Here's how I think Nick Saban will handle Tua Tagovailoa and Jalen Hurts in the Orange Bowl
If Tua Tagovailoa is at 100 percent and plays like it in the Orange Bowl on Saturday, he’ll make Nick Saban’s life much easier. In that scenario, Saban will only turn to Jalen Hurts in the event of a blowout in Alabama’s favor.
But obviously that’s not a guarantee.
For now, all we know is that the last time we saw Alabama play a game, Tagovailoa was taken out of the game with an ankle injury and Hurts was the star. You know, just in case you haven’t heard.
What you’ve also heard is that Saban is back to figuring out the best way to manage his quarterbacks. As in, what does he do if he has to troubleshoot? It wouldn’t be surprising if Tagovailoa came up limping at some point Saturday night.
That’s not my way of predicting someone will get hurt. But let’s be honest. Tagovailoa and the injury tent are like peanut butter and jelly at this point.
How does that impact Saban’s decision-making? Well, that depends. My thinking is that the leash on Tagovailoa will be tight. Tighter than usual (I promise that wasn’t an attempt to reference the Tagovailoa family method of punishment).
If Saban senses that Tagovailoa isn’t himself, he could get the hook. That, obviously, is extremely subjective. If Tagovailoa isn’t lighting up Oklahoma in the first half, that to me, will be a sign he’s not himself. The Sooners have the last-ranked passing defense for a reason.
So yes, if Tagovailoa has a Hurts 2017 National Championship Game first half, he could be benched. The difference is that wouldn’t be a “we don’t think you’re good enough to lead a comeback” benching like it was for Hurts. It would be a “we think 100 percent Hurts gives us a better chance to win than 80-to-85 percent Tagovailoa” or whatever he is.
Man, the postgame takes that would fly if that happened.
Saban won’t care about that, though. As he always does, he’ll care about winning a football game and worry about the ripple effect later.
But what we saw from Hurts in the SEC Championship should give Saban more confidence than ever to turn to him, regardless of what the score is. It’s no longer crazy to think that Hurts, who has clearly developed as a passer, could lead Alabama back with his arm if a banged-up Tagovailoa leads to something like a 21-3 first-half deficit.
A month ago, I never would have suggested that. Things have changed, though.
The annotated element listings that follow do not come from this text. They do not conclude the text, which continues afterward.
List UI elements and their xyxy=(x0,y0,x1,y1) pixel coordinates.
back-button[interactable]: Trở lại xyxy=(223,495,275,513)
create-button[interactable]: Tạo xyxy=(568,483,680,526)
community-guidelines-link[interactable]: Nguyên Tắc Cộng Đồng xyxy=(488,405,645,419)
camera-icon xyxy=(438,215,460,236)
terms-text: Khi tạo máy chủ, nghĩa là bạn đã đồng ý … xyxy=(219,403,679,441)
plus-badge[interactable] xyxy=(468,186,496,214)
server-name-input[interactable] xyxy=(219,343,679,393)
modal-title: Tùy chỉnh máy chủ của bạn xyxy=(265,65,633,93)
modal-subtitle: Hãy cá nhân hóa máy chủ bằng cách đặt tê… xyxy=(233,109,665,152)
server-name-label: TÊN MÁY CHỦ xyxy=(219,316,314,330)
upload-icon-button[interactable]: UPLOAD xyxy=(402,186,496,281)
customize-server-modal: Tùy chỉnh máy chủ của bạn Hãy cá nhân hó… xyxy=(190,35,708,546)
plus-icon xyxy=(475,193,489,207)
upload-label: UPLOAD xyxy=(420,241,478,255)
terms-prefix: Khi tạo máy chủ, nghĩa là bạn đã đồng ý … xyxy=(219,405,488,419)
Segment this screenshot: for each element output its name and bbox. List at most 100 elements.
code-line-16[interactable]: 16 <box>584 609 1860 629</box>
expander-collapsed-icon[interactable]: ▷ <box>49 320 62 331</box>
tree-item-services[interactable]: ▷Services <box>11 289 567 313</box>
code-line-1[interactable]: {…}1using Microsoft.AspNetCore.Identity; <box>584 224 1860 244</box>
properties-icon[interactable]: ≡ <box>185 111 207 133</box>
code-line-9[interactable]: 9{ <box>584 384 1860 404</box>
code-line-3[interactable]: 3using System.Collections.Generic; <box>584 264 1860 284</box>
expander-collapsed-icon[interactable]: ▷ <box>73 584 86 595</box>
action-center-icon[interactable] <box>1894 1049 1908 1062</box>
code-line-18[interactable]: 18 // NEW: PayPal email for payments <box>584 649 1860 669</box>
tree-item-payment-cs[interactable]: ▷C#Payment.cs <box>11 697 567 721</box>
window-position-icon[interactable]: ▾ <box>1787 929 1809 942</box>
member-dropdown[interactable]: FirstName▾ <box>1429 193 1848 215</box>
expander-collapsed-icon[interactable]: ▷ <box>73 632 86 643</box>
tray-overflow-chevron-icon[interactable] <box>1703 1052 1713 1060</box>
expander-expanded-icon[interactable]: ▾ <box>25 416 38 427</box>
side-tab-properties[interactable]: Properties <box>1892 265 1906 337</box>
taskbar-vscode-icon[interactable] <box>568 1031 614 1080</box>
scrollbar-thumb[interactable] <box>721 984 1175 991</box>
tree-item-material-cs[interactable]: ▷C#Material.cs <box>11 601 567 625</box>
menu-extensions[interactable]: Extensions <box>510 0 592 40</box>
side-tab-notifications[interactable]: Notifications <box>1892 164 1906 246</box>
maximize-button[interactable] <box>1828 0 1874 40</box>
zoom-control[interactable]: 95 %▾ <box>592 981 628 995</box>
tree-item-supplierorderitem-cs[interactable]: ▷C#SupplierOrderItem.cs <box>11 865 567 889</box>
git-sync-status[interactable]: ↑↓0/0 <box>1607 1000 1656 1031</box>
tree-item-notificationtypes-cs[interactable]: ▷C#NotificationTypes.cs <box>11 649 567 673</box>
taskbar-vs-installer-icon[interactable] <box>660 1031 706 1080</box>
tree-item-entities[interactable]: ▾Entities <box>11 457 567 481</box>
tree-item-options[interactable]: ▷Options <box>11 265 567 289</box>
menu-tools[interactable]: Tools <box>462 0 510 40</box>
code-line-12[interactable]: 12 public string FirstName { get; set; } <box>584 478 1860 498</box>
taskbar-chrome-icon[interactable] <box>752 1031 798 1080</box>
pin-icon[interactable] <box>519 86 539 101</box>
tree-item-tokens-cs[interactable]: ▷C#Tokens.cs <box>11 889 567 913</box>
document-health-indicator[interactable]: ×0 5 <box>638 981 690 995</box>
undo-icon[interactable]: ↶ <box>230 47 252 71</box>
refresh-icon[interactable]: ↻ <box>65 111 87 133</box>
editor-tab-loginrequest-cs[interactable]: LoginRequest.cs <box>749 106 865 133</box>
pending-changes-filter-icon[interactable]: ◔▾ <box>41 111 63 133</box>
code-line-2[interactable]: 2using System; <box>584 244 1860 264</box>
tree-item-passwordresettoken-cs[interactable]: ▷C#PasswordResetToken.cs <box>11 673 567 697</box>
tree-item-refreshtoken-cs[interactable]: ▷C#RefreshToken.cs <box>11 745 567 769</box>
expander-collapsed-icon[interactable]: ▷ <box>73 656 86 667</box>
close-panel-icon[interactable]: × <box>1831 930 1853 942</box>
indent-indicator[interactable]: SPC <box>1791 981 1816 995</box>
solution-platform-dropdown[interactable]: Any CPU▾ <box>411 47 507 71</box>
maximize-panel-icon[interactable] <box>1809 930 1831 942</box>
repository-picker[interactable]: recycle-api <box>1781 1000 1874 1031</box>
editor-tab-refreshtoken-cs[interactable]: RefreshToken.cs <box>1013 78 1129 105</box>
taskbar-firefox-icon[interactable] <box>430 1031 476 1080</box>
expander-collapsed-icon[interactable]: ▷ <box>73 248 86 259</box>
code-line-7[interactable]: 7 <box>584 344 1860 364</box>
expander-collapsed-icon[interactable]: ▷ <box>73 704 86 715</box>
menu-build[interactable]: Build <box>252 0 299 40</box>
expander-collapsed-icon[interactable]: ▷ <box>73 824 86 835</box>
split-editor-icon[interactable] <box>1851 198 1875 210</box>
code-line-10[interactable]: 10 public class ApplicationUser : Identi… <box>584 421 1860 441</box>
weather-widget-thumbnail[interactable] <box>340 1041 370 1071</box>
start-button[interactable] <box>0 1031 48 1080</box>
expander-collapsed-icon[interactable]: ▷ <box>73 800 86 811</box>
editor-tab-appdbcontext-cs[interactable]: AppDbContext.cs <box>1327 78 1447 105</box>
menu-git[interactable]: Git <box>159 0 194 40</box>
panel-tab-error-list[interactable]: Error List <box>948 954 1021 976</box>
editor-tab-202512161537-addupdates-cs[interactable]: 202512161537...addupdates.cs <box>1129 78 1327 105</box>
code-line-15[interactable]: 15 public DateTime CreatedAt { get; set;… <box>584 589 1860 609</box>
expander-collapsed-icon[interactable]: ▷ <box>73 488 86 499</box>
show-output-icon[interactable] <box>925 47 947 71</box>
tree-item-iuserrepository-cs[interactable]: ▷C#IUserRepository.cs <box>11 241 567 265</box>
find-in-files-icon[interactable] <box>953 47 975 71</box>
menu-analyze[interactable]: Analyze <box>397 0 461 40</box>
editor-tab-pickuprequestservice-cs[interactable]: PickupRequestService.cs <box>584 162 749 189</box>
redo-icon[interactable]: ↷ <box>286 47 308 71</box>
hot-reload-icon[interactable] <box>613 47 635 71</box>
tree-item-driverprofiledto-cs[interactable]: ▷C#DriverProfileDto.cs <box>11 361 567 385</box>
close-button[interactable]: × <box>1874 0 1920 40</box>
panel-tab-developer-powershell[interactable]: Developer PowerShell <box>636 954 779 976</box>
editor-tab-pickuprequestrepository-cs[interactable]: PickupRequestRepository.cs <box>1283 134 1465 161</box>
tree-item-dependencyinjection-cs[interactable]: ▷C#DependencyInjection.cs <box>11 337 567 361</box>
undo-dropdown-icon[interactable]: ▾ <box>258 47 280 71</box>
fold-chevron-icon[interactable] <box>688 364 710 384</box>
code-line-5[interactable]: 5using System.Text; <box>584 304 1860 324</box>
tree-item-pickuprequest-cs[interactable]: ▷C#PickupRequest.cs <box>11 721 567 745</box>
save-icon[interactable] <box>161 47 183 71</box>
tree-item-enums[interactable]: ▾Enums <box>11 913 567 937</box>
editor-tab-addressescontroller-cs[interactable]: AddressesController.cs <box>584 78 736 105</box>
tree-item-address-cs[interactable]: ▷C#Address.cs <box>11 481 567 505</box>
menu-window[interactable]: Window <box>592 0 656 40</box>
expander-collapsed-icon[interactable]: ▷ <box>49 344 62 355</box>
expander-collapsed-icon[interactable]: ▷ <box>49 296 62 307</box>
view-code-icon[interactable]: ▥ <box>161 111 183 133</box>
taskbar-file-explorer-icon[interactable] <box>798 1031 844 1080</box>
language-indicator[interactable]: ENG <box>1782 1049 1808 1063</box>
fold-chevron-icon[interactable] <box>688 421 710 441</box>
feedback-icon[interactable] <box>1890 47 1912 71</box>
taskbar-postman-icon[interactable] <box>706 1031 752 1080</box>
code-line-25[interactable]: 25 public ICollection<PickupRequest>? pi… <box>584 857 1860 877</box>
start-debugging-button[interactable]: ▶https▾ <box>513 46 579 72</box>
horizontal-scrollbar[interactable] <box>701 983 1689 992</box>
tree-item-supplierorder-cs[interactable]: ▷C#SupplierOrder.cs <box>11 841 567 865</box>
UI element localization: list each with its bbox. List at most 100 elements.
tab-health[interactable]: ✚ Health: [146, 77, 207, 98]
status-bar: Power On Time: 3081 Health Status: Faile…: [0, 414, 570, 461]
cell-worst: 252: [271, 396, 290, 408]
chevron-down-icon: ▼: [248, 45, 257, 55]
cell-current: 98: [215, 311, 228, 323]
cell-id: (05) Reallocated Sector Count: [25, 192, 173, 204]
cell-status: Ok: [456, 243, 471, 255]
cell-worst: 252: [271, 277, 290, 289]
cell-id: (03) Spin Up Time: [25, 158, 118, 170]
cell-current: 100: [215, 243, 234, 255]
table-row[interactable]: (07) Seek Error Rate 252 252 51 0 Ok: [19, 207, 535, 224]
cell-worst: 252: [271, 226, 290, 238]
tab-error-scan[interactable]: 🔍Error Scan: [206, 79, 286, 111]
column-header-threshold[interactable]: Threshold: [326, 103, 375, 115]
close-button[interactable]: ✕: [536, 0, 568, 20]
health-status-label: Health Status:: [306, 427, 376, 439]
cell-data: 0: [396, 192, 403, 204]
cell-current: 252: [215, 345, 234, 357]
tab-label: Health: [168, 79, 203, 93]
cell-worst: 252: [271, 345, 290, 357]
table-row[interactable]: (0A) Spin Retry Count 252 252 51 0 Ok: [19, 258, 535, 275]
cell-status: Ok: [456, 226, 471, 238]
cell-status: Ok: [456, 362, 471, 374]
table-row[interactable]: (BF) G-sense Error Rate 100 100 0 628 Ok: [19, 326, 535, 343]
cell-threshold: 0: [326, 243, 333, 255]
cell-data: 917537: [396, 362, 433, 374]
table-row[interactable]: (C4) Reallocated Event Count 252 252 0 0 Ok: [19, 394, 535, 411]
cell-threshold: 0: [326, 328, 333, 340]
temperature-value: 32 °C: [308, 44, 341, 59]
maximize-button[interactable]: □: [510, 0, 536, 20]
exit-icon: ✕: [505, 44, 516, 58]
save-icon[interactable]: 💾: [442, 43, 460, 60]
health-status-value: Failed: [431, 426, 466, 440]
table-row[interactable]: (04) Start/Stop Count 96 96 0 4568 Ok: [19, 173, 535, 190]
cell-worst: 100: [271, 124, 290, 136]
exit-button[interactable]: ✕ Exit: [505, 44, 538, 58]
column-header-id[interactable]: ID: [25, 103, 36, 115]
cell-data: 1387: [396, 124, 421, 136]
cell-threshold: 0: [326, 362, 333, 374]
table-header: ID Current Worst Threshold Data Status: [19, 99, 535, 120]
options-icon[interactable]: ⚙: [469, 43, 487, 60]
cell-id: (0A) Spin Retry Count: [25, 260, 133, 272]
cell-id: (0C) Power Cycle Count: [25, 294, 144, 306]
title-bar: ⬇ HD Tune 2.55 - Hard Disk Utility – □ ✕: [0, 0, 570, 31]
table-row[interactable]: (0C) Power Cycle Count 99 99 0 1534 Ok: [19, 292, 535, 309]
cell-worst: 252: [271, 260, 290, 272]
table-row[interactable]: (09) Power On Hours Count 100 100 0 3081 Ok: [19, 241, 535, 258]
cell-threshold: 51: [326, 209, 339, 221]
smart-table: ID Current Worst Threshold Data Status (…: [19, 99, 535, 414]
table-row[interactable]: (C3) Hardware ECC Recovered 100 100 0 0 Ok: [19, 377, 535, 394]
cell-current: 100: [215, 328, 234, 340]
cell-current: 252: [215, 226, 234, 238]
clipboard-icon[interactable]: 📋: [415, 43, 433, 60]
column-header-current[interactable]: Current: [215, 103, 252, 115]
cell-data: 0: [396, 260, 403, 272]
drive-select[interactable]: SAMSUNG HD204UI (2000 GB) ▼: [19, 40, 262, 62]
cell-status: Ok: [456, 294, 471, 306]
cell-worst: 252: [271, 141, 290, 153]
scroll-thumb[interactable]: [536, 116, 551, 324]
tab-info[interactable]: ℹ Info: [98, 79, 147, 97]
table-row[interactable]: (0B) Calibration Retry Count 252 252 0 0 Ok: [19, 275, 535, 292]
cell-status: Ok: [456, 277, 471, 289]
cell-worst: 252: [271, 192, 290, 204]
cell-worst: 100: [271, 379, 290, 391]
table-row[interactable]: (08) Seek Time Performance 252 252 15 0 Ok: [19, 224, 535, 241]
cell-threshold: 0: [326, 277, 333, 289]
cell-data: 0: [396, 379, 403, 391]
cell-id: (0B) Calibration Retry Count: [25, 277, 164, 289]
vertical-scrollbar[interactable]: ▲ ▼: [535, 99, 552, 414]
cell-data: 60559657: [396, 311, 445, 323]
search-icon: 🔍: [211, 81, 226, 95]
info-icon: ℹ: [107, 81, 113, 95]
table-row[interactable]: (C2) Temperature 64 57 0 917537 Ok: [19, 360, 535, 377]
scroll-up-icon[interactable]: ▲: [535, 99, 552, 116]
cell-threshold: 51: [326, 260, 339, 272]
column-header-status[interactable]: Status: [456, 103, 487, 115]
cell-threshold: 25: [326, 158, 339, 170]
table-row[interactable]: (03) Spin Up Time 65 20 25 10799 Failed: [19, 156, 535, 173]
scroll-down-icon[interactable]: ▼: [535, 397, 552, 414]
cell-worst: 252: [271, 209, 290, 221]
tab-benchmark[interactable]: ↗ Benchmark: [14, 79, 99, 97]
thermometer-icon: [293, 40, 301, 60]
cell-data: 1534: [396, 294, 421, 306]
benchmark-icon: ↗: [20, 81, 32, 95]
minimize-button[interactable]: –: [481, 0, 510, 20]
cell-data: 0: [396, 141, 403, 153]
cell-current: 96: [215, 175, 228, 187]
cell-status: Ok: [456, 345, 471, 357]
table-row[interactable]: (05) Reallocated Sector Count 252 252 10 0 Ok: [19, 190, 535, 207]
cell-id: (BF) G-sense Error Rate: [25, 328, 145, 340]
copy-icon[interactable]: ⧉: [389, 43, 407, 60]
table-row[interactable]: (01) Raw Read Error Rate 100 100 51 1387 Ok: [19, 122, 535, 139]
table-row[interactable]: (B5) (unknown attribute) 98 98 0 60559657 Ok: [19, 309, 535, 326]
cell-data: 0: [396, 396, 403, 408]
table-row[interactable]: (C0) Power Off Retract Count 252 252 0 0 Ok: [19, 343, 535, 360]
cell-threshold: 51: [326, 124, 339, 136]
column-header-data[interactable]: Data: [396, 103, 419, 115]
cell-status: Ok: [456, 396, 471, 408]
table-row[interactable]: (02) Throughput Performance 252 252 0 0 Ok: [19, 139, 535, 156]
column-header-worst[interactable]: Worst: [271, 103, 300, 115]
Here’s the good news. Alabama is more than capable of protecting Tagovailoa. Alabama isn’t going to want to move him around very much because Tagovailoa should be able to pick apart the horrendous Oklahoma defense without putting himself in harms way. In some ways, it’ll be like a game-plan to play a Group of 5 team.
Stop it. That’s not my way of saying Oklahoma is a Group of 5 team.
That’s my way of saying that literally every Group of 5 team in America — and Power 5 team — allows fewer passing yards per game than the Sooners and that I expect whichever Alabama quarterback is healthy to go off.
That’s the other good news. While I’m not suggesting that Mac Jones is Kyler Murray like that one Finebaum caller, I have zero doubt that either Hurts or Tagovailoa can lead Alabama to a 35-point output. Whether it’ll be enough against the Heisman winner, that remains to be seen.
This might all be wasted time spent discussing what the Alabama quarterback situation will look like on Saturday. Tagovailoa could indeed be at 100 percent and put up half a hundred in 3 quarters.
But we’ve all seen enough Alabama games in the last year to assume that it’ll be business as usual. Expect the unexpected and prepare for the event that the Crimson Tide have to change courses. That’s the school of thought that Saban utilizes better than anyone in college football.
Will he need to get creative at halftime on Saturday? Or better yet, would Saban hesitate to start Tagovailoa if he’s at less than 100 percent? He answered that question on Thursday.
“Look, I’m not really a medical expert. The medical staff makes the decision about whether a guy is capable of playing and going out there and doing his job, and then I think the player has to sort of have input on that, as well. In other words, medical staff can say he’s fine, but if the player doesn’t think he’s fine, then he’s not fine. Joe Namath used to always tell the old story about when he got his first knee operation when he was playing at Alabama, Coach Bryant told him, he said, ‘How do you feel?’ He said, ‘It really hurts’ and Coach Bryant said, ‘that’s all in your head,’ and he said, ‘it hurts just the same.’
“So if it’s in your head that you can do it or can’t do it, that goes a long way for me as a coach to know whether you think you can go do your job or not. Those decisions that we make between now and then, he’ll have input as to whether he feels like he can go out there and do his job or not.”
In other words, don’t rule out anything on Saturday. Saban isn’t.